Юноша внимательно посмотрел на своего воспитателя, прошел мимо него к распятию, глубоко вздохнул, выдохнул:

– Жизнью клянусь! – Он широко перекрестился, наклонился вперед и поцеловал ноги господа. Помолчал, повернул голову к митрополиту: – И что теперь, святитель?

– Теперь ступай с миром, дитя мое, – заметно смягчил голос Макарий. – В Благовещенский собор больше не приходи, дозволяю. Придумай что-нибудь для опекунов своих докучливых. Нездоровым скажись, что ли…

– Н-но… – неуверенно развел руками государь.

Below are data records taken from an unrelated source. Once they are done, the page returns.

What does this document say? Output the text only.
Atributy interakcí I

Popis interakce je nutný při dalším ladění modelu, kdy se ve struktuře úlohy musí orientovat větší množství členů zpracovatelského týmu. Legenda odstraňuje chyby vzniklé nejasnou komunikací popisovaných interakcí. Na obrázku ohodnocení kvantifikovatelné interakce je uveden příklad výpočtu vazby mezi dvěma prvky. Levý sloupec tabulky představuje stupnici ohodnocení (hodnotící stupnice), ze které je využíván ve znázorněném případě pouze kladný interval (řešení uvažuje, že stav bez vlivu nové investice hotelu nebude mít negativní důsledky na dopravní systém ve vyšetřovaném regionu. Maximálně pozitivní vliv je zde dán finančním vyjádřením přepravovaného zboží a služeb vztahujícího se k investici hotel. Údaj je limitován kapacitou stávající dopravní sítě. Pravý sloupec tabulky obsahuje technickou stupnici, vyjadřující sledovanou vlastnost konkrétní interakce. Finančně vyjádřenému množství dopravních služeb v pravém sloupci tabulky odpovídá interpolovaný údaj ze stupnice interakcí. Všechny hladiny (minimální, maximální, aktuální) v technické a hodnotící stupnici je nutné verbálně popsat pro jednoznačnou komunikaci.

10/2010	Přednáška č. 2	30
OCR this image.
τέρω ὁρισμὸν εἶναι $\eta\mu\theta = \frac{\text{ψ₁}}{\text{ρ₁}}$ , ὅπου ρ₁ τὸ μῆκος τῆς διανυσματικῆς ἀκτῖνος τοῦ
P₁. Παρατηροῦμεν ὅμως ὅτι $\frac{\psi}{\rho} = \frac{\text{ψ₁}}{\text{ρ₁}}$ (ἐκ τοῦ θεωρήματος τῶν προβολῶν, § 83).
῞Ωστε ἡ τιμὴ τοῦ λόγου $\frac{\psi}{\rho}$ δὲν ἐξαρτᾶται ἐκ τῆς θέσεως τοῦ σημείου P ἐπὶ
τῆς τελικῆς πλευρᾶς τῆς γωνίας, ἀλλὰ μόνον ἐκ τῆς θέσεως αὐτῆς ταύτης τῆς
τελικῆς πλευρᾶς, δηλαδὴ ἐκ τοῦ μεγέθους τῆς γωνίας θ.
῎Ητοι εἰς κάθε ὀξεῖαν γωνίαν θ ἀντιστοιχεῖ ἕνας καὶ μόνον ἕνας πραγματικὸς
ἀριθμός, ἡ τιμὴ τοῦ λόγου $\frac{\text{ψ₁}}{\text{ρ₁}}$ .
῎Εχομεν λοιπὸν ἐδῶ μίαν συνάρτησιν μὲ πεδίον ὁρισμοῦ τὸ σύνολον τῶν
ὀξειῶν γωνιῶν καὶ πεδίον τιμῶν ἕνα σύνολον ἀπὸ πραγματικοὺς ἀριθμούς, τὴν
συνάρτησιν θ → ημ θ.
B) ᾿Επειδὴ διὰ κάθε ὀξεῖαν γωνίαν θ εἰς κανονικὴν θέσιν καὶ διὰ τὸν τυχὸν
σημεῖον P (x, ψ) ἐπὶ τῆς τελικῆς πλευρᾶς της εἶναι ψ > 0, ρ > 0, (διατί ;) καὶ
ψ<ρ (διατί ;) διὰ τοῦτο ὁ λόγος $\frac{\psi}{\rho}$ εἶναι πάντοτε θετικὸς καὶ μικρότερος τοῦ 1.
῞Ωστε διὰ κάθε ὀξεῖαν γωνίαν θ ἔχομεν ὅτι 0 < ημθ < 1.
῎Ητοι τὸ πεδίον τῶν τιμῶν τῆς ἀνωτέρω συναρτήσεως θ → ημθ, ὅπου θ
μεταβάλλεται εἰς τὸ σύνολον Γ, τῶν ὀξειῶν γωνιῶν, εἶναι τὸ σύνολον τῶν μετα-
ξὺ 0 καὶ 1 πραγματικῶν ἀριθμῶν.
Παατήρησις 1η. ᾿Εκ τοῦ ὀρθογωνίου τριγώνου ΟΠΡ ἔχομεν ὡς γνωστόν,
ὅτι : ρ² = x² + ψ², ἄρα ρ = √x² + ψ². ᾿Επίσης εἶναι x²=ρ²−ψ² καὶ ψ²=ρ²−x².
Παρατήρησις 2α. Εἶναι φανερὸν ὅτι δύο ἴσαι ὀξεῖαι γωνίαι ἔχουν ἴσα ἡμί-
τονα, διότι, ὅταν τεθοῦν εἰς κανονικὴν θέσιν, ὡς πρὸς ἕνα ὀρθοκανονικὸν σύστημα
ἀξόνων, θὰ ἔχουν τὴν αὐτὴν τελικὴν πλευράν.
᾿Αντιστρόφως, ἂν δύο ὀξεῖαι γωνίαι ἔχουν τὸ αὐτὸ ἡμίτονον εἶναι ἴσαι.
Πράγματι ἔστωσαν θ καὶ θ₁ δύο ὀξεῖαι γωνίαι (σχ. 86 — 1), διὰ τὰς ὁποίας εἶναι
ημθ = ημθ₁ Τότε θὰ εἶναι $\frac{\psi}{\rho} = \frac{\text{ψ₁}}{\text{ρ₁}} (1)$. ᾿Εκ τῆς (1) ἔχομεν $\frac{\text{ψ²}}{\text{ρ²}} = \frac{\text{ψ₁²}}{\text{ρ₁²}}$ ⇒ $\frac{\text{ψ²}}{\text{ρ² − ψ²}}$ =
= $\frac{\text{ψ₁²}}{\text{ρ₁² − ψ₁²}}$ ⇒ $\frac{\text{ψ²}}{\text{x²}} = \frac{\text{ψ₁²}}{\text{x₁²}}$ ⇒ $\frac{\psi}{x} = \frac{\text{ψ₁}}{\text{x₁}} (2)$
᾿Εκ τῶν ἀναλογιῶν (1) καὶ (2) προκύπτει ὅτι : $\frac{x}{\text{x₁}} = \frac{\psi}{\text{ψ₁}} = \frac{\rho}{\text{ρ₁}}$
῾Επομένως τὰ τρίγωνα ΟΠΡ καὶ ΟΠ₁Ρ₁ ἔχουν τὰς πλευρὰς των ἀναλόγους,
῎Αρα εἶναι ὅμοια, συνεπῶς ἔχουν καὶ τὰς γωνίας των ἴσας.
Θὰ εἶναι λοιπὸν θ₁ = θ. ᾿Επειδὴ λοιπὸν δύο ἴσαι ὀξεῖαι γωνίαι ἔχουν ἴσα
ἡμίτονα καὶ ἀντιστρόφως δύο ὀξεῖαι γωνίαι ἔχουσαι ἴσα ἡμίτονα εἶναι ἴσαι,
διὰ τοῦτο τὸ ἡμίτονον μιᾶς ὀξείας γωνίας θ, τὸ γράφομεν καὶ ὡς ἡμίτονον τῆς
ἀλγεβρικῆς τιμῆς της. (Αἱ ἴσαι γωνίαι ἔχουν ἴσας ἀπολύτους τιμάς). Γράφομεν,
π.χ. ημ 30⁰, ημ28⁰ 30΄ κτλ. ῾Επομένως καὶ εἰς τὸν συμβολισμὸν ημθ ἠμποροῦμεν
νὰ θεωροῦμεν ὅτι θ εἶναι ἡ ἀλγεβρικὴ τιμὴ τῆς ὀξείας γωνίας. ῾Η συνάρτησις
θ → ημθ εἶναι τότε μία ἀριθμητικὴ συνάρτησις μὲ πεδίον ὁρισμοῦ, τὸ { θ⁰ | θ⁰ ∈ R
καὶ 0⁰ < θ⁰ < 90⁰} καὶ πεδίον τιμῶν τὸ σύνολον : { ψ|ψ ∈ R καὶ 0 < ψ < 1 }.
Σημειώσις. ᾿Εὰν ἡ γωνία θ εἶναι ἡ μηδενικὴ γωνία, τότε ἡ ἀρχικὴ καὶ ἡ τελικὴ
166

Патриарх подошел к нему, положил ладонь на плечо, улыбнулся:

– Веришь ли ты мне, возлюбленный сын мой, Иоанн?

– Да, отче, – настороженно ответил юный Великий князь.

– Тогда будь тихим и незаметным. Забудь про Анастасию свою, про меня, про высокое свое звание. Обратись котенком малым и послушным, немощным и глупеньким. Сюда приходи через месяц. Тогда и узнаешь, дитя мое, счастье тебе выпадет али погибель.

– А-а-а… – открыл было рот юноша, но святитель предупреждающе вскинул палец:

– Против тебя весь мир, дитя мое. Тебе не нужно ничего знать и ничего сказывать. Слишком много вокруг недобрых глаз и лишних ушей. Просто доверься мне, мое возлюбленное чадо. Мне и зову своей души. Нет большего чуда в земном мире, нежели чистая и искренняя любовь. Если Всевышний ею тебя одарил, то, вестимо, сделал сие не просто так. Поверь в свою любовь! И да пребудет с тобой милость Господа нашего Иисуса.

Государь всея Руси склонил голову под благословение, поцеловал руку митрополита и покинул церковь.

Святитель вернулся к работе и потратил на роспись барабана еще несколько часов. Только перед обедом дверь приоткрылась снова, впустив волну морозного воздуха и плечистого боярина в горлатной шапке и ондатровой шубе, с длинной седой окладистой бородой, на левой стороне которой были сплетены три тонкие косицы, украшенные цветными атласными ленточками. Пояс казался простым, кожаным – однако чехол ложки украшали несколько изумрудов, а на поясной сумке поблескивал десяток золотых клепок. На вид гостю было уже за сорок, на лицо успели закрасться первые морщины, нос стал рыхлым, и его усыпали крупные ямочки, густые брови тронула седина. Впрочем, выглядел мужчина еще крепким, стоял твердо, по сторонам поглядывал уверенно.